忘れてあげる「君を愛しているから」
瞬間、両者の動きがぴたりと止まる。まるで時間が止まったかのように。
事の起こりは数分前に遡る。
待ちに待った新刊が発売されたと、日付が越えても読書を止めない少年をアオガミが制したのが始まりだ。
『少年、夜更かしは健康に悪い』
『……分かったよ』
物語が山場を迎えた所であったが、少年は不承不承とベッドの中に入り込んだ。文庫本と携帯端末をこっそり、手に持ったままで。
一緒のベッドを使おうという少年の誘いを断り続けているアオガミがベッドの傍らに座り込み、動く気配がなくなったことを察してから少年は端末を起動する。そして、液晶画面の明かりを元に読書を再開しようとしたのであるが。
『少年』
ばさりと音を立てて捲られる布団。

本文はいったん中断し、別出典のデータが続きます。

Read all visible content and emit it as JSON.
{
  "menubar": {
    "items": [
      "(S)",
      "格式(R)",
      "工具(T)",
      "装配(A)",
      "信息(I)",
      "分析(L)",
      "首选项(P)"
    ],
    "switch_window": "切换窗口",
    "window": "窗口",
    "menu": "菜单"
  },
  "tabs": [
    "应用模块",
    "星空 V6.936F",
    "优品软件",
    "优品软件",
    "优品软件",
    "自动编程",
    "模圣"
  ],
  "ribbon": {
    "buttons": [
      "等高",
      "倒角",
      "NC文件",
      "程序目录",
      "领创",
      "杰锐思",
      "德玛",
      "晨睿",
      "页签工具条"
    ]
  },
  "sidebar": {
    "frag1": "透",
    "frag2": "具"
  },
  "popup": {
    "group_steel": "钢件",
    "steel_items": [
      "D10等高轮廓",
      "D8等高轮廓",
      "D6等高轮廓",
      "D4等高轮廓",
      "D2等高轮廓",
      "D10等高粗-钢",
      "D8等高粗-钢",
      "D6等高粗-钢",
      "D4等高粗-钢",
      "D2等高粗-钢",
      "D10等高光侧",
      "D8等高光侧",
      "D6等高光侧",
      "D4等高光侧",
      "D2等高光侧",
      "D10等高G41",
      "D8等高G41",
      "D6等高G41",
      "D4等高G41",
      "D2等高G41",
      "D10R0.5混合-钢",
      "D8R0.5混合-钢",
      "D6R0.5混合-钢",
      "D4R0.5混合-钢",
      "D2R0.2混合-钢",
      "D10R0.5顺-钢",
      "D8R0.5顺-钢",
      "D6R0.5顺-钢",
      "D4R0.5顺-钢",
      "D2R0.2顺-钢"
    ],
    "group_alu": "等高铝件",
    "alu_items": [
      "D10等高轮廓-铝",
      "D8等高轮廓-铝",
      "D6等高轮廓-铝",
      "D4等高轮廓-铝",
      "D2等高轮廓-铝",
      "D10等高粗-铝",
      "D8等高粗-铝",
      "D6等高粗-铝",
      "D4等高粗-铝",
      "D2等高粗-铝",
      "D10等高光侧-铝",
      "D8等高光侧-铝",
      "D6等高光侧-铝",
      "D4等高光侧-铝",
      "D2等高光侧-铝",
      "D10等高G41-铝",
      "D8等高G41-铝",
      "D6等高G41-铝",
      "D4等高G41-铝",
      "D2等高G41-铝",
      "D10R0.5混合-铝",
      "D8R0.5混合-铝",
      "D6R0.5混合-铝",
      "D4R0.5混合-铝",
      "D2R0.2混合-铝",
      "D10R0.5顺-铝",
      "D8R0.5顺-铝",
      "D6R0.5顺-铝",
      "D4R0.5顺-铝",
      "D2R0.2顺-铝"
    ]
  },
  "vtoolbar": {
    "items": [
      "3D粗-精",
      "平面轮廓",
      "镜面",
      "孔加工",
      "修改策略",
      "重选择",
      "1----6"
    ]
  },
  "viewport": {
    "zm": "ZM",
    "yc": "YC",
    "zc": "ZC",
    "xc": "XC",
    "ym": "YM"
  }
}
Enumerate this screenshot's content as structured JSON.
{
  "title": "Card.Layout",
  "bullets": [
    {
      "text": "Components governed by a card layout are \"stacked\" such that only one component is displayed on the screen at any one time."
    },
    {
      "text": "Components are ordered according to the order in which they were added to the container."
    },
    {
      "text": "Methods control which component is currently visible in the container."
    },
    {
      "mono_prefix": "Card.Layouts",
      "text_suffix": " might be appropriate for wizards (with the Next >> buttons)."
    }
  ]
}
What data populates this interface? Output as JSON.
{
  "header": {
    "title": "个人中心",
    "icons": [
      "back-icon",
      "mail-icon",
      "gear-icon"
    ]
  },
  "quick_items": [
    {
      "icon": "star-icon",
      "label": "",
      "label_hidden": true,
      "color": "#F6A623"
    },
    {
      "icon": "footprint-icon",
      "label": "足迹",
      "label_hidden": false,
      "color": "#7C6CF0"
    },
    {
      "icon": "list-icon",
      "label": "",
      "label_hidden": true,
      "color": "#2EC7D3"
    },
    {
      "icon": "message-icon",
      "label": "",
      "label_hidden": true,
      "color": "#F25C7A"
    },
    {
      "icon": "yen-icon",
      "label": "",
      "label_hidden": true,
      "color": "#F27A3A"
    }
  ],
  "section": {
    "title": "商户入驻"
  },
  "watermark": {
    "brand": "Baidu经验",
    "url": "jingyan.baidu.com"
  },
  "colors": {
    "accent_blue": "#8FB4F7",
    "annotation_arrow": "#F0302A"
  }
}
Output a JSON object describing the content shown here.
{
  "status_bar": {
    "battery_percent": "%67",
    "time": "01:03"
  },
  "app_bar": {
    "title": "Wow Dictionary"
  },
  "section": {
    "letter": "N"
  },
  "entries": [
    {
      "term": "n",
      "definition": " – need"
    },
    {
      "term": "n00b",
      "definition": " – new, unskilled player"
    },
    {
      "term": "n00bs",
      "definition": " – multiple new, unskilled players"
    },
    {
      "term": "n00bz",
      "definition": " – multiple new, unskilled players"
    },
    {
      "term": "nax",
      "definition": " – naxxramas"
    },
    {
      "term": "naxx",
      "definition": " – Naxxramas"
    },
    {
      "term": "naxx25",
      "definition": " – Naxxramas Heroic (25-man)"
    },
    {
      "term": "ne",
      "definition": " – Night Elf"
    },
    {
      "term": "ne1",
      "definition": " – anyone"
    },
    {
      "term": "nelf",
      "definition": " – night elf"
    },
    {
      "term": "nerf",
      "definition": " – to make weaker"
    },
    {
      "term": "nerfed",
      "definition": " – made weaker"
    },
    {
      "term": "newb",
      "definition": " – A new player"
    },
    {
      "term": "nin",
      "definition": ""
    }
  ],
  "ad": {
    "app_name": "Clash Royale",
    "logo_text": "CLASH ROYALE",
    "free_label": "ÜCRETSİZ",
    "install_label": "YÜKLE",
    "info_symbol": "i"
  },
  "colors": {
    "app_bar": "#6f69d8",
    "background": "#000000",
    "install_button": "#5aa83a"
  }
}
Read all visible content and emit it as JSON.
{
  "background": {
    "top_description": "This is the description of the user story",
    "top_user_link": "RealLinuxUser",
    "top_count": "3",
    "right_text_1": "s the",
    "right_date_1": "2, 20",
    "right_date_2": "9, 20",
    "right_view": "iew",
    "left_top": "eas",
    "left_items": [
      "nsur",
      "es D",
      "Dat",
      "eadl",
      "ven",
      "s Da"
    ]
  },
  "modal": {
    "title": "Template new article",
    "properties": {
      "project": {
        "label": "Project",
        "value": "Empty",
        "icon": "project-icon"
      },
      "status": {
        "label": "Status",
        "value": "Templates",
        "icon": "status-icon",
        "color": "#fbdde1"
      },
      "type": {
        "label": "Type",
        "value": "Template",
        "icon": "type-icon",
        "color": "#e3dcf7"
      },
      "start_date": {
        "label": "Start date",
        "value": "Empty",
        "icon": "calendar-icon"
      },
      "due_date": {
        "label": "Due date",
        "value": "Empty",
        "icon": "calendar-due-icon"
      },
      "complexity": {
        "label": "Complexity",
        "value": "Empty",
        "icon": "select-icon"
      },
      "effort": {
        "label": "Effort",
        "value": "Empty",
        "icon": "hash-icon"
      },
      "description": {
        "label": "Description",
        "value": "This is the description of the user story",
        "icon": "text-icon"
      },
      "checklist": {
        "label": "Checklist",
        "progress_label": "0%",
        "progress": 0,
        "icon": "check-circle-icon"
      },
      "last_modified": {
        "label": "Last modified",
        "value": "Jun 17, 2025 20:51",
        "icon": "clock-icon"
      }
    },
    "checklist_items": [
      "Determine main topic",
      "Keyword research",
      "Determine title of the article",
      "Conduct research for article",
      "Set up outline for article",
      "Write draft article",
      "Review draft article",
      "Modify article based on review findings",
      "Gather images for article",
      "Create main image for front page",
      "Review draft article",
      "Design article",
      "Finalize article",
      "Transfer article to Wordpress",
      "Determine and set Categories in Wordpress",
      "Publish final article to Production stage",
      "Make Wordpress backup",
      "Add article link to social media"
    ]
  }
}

その向こうに立つのは、勿論アオガミ。
あっさりと、少年の行動は半身に見抜かれてしまうのであった。
そこからは彼らの珍しい口論である。
――先が気になって寝れない。
――ならば早起きをすることを推奨。
――だから、そもそも寝られないんだ。
――必要ならば睡眠薬の投与も可能。
――アオガミは心配性すぎる!
――君が大切だからだ。
どうしても読書を再開したい少年と、どうしても少年を寝かせたいアオガミ。
両者の言い合いが拮抗する中、先に均衡を崩したのは少年の一言であった。
「知恵が万全の体制じゃないと、いざって時に困るのは分かるけど」
彼らは対となる知恵と生命。ナホビノとなる為にはどちらも欠かせない存在だ。だから、と少年が続けようとするも、彼の発言はアオガミの固い一言に封じられた。
「違う」
一転し、明らかに強張った表情となるアオガミ。焦りも感じるその表情に少年が首を傾げるが、彼が"違う"の意味を問うより先に部屋中に響き渡ったのが冒頭の一言であった。
「……」
「……」
つい数秒前までとは異なり、静まりかえる寮室内。
「アオガミ」
少年が見上げる先、布団を手にしたままのアオガミの肩がはっきりと揺れる。随分と感情が分かりやすくなったものだと思いながら、少年は手に持ったままであった文庫本を枕元へと置くのであった。
「ごめん。俺も、大人げなかった」
「……いや、君はまだ……」
「そういう意味じゃないの分かってるくせに」
明らかに困惑しているアオガミの様子を微笑ましいと思いつつ、少年は彼が持ったままの布団に手を伸ばす。
「さっきの言葉、聞かなかったことにするからさ」
違う意味で眠れなさそうだと思いつつ、少年は抵抗しないアオガミの手から布団を取り返すのであった。
「アオガミが伝えたいって思った時に、また言ってよ」
咄嗟の本音も嬉しいものだけれども、と頬を微かに赤く染め、少年は微笑むのであった。
――尚、その"伝えたいって思った時"とは。
「少年」
いそいそと、再び布団に身を横たえようとした少年。呼ばれて反射的に振り返った少年であるが、彼の視界は即座に塞がれるのであった。
「私は、君を愛している」
白銀の腕に抱かれ、耳元ではっきりと愛を囁かれ。
結局、少年はその日一晩、心臓の高まりが止まなかったせいで寝られなかったのである。